Wednesday, June 17, 2015

Rabin and Thaler (2001) on Risk Aversion and the Failures of Expected Utility

Matthew Rabin and Richard H. Thaler, “Risk Aversion,Journal of Economic Perspectives 15(1): 219-232, Winter 2001.

·  In the expected utility (EU) model, risk aversion is equivalent to diminishing marginal utility of income.

·  Any meaningful risk aversion over small stakes is inconsistent with EU maximization, as it requires a crazy unwillingness to take on risk at larger stakes. In other words, EU maximizers must be effectively risk neutral for small stakes, such as those in laboratory experiments. Nonetheless, people display risk aversion at small stakes.

·  Extended warranties and rental car insurance are purchased by many people, though the small stakes (relative to lifetime wealth) and high prices involved imply that they should be unattractive to expected utility maximizers.

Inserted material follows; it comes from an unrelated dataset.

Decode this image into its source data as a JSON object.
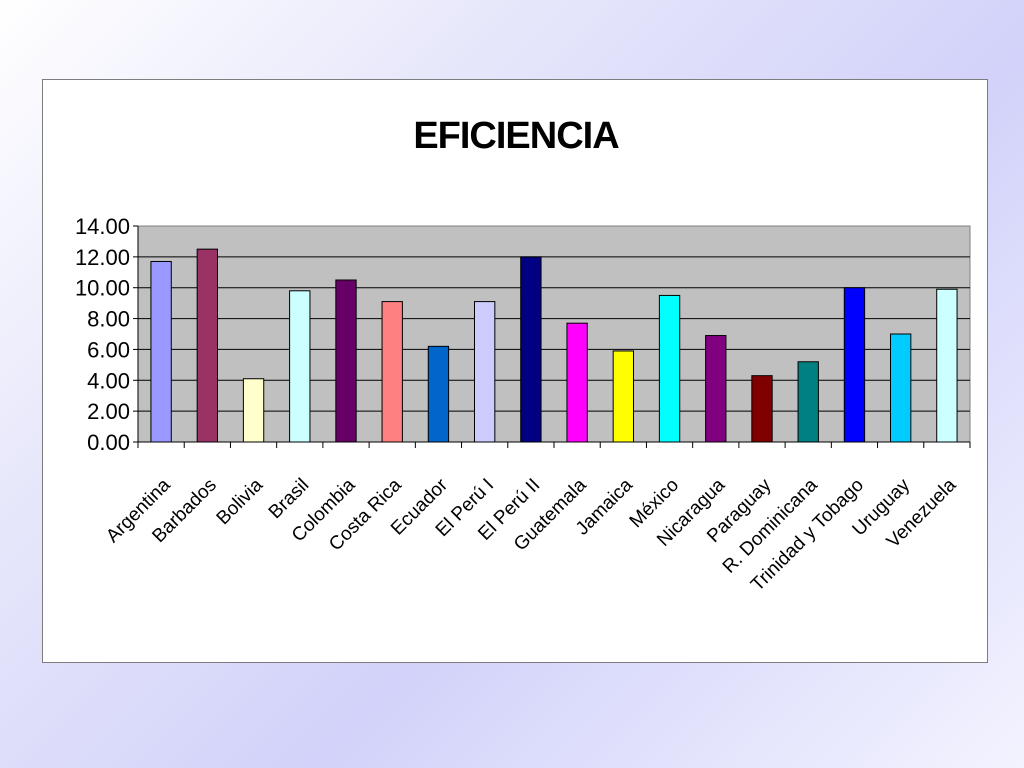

·  Small-scale risk averse behavior is consistent with loss aversion, where the status quo is the reference point, and with mental accounting (narrow bracketing), a failure to look at the situation in the bigger picture.

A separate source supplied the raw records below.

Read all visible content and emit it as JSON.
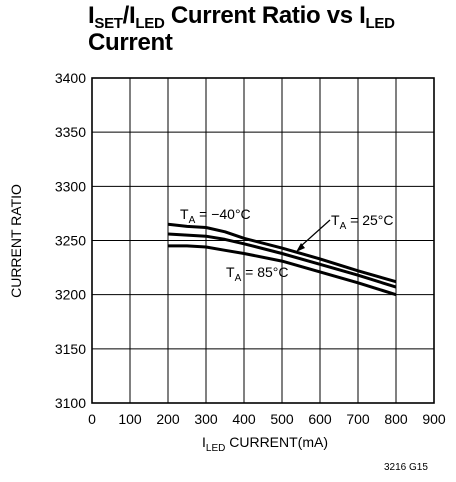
{
  "title": {
    "part1_main": "I",
    "part1_sub": "SET",
    "part2_main": "/I",
    "part2_sub": "LED",
    "part3_main": " Current Ratio vs I",
    "part3_sub": "LED",
    "line2": "Current"
  },
  "figure_code": "3216 G15",
  "chart_data": {
    "type": "line",
    "xlabel_main": "I",
    "xlabel_sub": "LED",
    "xlabel_rest": " CURRENT(mA)",
    "ylabel": "CURRENT RATIO",
    "xlim": [
      0,
      900
    ],
    "ylim": [
      3100,
      3400
    ],
    "x_ticks": [
      0,
      100,
      200,
      300,
      400,
      500,
      600,
      700,
      800,
      900
    ],
    "y_ticks": [
      3100,
      3150,
      3200,
      3250,
      3300,
      3350,
      3400
    ],
    "grid": true,
    "series": [
      {
        "name": "T_A = −40°C",
        "x": [
          200,
          250,
          300,
          350,
          400,
          500,
          600,
          700,
          800
        ],
        "y": [
          3265,
          3263,
          3262,
          3258,
          3252,
          3243,
          3233,
          3222,
          3212
        ]
      },
      {
        "name": "T_A = 25°C",
        "x": [
          200,
          250,
          300,
          350,
          400,
          500,
          600,
          700,
          800
        ],
        "y": [
          3256,
          3255,
          3254,
          3251,
          3247,
          3238,
          3228,
          3218,
          3207
        ]
      },
      {
        "name": "T_A = 85°C",
        "x": [
          200,
          250,
          300,
          350,
          400,
          500,
          600,
          700,
          800
        ],
        "y": [
          3245,
          3245,
          3244,
          3241,
          3238,
          3231,
          3221,
          3211,
          3200
        ]
      }
    ],
    "annotations": [
      {
        "main": "T",
        "sub": "A",
        "rest": " = −40°C"
      },
      {
        "main": "T",
        "sub": "A",
        "rest": " = 25°C"
      },
      {
        "main": "T",
        "sub": "A",
        "rest": " = 85°C"
      }
    ]
  }
}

·  Even the money pump argument offers more support for loss aversion and narrow bracketing than for expected utility maximization, as people are not reliably turned into money pumps. They are more likely to purchase those ill-advised warranties, for instance, when the warranties are tied to the purchase of the good itself, thereby promoting an isolated view of the transaction; for most decisions, consumers will not be so misled. An expected utility maximizer who bought such a warranty, however, would then necessarily agree to all sorts of ridiculous purchases.

·  The rate-of-return on stocks (as opposed to bonds, say) seems to be excessive, even though there should be some premium for holding stocks because stocks are riskier than bonds. This “equity premium puzzle” might be due to loss aversion and narrow bracketing. The day-to-day fluctuations in stock prices cause many short-term losses for shareholders. The equity premium comes from the fact that loss-averse investors require compensation to put up with all of the short term (mental accounting) losses.